8) Der Koran schildert die Kreuzigung Jesu anders als das neue Testament.
Danach ist Jesus nicht am Kreuz gestorben (4: 157).
9) Der Koran schränkt die Erfahrbarkeit und Erkennbarkeit Gottes nicht auf eine Person – Jesus – oder heilige Schriften ein, sondern stellt immer wieder die Natur, den Kosmos, das Universum als Manifestation Gottes in den Mittelpunkt.
Der religiöse Naturalismus ist der Bibel eher fremd.
In dieser Liste von Widersprüchen werden weder Inkarnation (Jesus als Gott) noch Dreifaltigkeit (Trinität) aufgeführt, weil es für beide Dogmen keine Belegstellen im Text der Evangelien oder der Apostelgeschichte gibt.
Doch ist diese Liste lang genug, um verständlich zu machen, warum die muslimische Welt die Bibel für teilweise verfälscht und daher unzuverlässig hält (2: 174) und sich daher – dogmatische Verknüpfung hin oder her – lieber an den Koran hält.
Tatsächlich spielt die Bibel nicht de jure, jedoch de facto für Muslime keine wichtige religiöse Rolle mehr; der Koran ist zu ihrem ersten und letzten Bezugsrahmen geworden.
Diese reduktionistische Einstellung kann auf Aussagen des Koran gestützt werden, wonach…

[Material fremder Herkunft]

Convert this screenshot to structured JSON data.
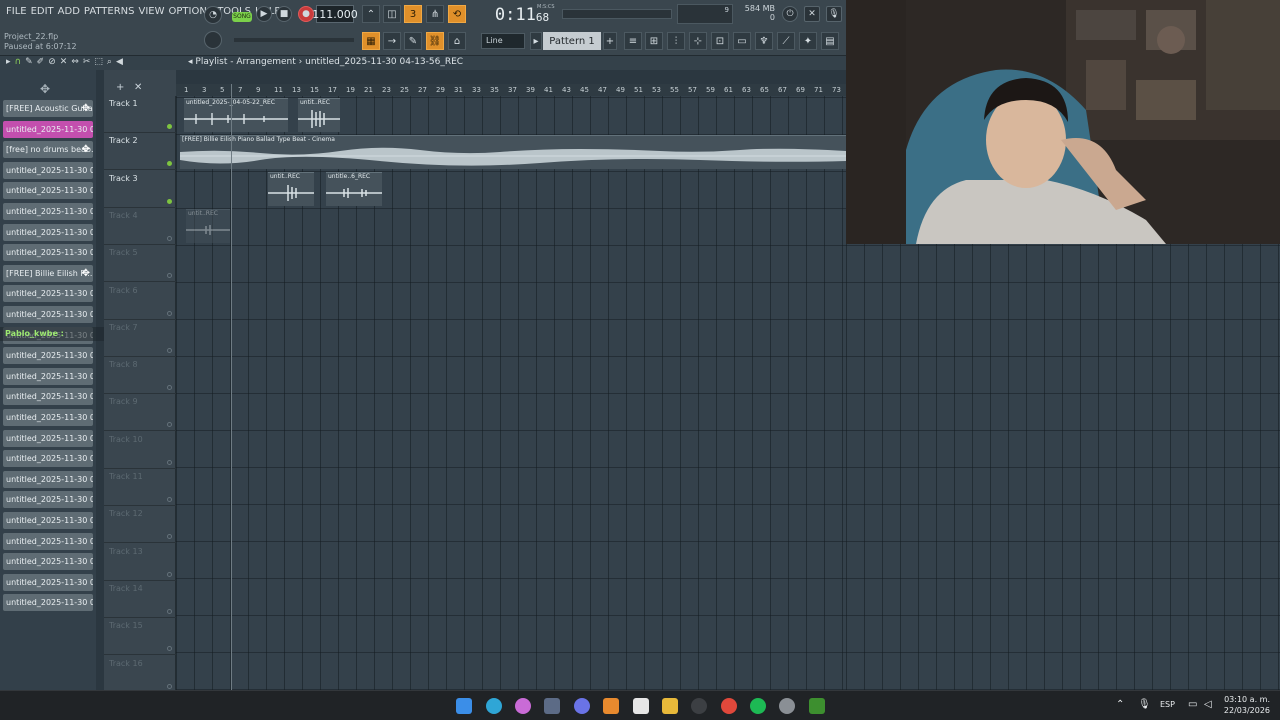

„Muhammad ist nicht der Vater eines euerer Männer, sondern Gottes Gesandter und das Siegel der Propheten. Und Gott kennt alle Dinge.“ – …Gott im Koran nach Sure 6, Vers 38 nichts wissenswertes ausgelassen hat:
„…Nichts haben Wir in dem Buch übergangen…“ – …die Religion Gottes mit Vollendung des Korans nach Sure 5, Vers 3 ebenfalls vollendet wurde:
„Heute habe Ich euren Glauben vollendet für euch vollendet und habe meine Gnade an euch erfüllt, und es ist Mein Wille, dass der Islam euer Glaube ist…“.
Die Muslime verhalten sich damit gegenüber der Bibel etwa wie Katholiken zum Alten Testament.
Es ist daher nicht ganz konsequent, wenn Muslime ihre Argumentation auf Texte stützen, die sie vielfach in Frage stellen, etwa um aus Deuteronomium 18, 15 und 18 sowie Johannes 14, 26 und 16, 13 eine göttliche Vorankündigung Muhammads nachzuweisen.